Singapore and Malaysia to Conclude Vast Economic Zone Agreement
Malaysia and its neighbour Singapore are in talks to finalise an agreement that will create a vast economic zone linking both border regions. Though it has faced its fair share of delays since 2023, the vast economic zone is expected to create 100,000 jobs and contribute $26 billion annually to Malaysia’s economy by 2023.
The agreement is expected to attract investment and encourage Singapore-based companies to expand into Johor, which has more land and a larger workforce.

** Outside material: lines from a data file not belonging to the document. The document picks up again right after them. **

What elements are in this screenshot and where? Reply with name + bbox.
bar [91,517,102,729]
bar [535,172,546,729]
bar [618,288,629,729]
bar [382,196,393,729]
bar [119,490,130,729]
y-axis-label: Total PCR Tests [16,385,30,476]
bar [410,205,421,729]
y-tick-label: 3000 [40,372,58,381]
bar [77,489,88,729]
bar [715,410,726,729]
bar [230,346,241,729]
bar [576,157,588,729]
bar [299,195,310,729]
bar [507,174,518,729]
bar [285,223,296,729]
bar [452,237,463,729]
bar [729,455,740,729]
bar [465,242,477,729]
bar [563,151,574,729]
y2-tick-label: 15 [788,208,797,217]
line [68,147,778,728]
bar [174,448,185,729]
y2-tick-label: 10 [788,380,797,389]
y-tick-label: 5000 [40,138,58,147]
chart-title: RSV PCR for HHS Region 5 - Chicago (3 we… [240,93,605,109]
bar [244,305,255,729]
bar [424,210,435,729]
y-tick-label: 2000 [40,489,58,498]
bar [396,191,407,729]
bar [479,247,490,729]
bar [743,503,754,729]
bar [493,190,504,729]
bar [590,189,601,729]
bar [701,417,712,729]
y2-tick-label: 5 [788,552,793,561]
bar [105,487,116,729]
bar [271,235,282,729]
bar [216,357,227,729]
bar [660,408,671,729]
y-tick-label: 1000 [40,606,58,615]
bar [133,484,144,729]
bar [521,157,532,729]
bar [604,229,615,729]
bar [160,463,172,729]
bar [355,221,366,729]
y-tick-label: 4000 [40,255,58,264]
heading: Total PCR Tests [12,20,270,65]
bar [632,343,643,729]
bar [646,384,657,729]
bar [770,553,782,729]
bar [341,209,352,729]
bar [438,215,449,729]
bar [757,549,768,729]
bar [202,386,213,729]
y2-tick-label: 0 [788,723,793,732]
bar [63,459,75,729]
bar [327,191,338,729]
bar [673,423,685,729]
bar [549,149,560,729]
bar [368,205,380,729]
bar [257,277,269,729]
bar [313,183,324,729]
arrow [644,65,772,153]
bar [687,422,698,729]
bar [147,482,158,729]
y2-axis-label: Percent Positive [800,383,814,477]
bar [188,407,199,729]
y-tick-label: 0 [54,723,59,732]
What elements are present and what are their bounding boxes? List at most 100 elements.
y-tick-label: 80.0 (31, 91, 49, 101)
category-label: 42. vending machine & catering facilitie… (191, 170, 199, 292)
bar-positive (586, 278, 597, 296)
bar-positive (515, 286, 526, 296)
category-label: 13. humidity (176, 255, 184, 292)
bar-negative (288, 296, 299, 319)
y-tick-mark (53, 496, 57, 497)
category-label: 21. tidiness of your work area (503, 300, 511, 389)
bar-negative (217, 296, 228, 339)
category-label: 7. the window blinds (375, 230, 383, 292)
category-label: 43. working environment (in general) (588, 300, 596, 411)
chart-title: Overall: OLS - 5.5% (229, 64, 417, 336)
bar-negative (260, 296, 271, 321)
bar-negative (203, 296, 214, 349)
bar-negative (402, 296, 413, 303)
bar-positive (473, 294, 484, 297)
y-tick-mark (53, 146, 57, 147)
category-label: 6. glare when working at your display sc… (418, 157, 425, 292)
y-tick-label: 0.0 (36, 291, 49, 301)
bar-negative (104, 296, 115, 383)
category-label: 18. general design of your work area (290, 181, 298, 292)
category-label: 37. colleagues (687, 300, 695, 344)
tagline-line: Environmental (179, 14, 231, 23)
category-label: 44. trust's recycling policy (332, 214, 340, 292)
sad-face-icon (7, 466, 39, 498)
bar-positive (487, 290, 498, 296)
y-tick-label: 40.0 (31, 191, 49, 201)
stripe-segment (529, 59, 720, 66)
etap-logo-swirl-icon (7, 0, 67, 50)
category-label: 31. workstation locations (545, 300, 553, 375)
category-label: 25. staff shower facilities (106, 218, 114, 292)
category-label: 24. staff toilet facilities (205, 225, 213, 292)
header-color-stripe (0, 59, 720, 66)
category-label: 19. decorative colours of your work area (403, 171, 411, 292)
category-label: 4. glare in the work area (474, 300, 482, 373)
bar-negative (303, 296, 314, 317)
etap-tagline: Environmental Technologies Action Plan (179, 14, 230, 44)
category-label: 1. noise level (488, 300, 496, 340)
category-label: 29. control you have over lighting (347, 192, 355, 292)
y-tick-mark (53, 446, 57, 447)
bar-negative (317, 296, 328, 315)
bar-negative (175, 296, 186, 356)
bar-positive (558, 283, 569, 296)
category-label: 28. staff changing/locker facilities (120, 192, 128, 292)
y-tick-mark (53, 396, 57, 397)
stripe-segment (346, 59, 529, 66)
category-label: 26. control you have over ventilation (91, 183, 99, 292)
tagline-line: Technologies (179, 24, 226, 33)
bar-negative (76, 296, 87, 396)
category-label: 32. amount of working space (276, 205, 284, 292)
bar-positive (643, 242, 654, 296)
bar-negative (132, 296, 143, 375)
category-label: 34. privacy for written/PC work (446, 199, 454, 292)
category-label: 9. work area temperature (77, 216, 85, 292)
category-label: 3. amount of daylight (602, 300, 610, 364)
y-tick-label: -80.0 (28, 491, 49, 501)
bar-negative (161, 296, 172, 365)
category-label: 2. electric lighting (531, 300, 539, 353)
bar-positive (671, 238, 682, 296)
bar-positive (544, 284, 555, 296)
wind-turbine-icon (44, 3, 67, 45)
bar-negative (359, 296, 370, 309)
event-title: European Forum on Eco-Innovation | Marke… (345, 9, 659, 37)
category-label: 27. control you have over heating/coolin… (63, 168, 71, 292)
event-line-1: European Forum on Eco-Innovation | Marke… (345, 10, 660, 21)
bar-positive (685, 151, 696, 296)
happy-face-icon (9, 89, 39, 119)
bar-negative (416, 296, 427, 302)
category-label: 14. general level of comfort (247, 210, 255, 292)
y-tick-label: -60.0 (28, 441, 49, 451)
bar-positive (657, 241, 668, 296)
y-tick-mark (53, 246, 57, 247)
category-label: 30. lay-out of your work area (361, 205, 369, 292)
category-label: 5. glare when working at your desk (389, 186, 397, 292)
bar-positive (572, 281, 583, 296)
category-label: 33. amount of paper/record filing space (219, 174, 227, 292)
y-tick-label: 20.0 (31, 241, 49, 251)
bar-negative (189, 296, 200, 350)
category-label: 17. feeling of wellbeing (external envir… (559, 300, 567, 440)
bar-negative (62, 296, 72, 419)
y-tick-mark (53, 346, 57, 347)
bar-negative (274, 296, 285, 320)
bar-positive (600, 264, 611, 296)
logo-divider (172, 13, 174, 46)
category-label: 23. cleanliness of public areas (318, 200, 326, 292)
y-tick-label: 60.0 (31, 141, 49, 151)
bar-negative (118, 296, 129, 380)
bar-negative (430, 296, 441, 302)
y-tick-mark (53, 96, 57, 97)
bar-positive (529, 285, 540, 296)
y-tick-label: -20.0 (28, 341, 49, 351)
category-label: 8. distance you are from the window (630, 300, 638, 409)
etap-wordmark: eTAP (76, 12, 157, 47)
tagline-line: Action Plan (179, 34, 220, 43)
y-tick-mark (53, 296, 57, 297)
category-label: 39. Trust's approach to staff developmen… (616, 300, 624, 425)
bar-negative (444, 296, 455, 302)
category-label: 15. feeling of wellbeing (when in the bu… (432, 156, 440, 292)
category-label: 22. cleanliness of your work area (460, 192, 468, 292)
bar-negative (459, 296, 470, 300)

A Streamlined Regulatory Process
The agreement aims to streamline regulatory processes, ensure transparency, and offer tax incentives. The vast economic zone will span 3,500 square kilometres, much larger than Singapore and nearly twice the size of Shenzhen, China.
The project did experience delays, as previous efforts to strengthen ties between Johor and Singapore have struggled. Still, Johor’s proximity to Singapore has long been an asset, highlighted by a boom in data centres after Singapore’s moratorium on new centres from 2019 to 2022, partly due to energy concerns. Thus, with enhanced bureaucratic capacity and prudent expectations management, the SEZ will be highly beneficial for businesses crossing the border into Johor.
A Move to Streamline Investments
Malaysia has struggled to implement a digital vehicle entry permit system and only recently began trials for QR-code clearances, which Singapore has already rolled out. In January 2024, a memorandum of understanding was signed that outlined goals for facilitating cross-border movement, including passport-free travel and QR-code clearance systems.
However, analysts question whether both countries have made enough progress on streamlining investment and tax policies to truly attract fresh investment. Singapore’s corporate tax rate is the lowest in the region at 17%, compared to Malaysia’s 24%, and experts believe tax incentives will be key to drawing businesses to Johor as a regional supply chain hub.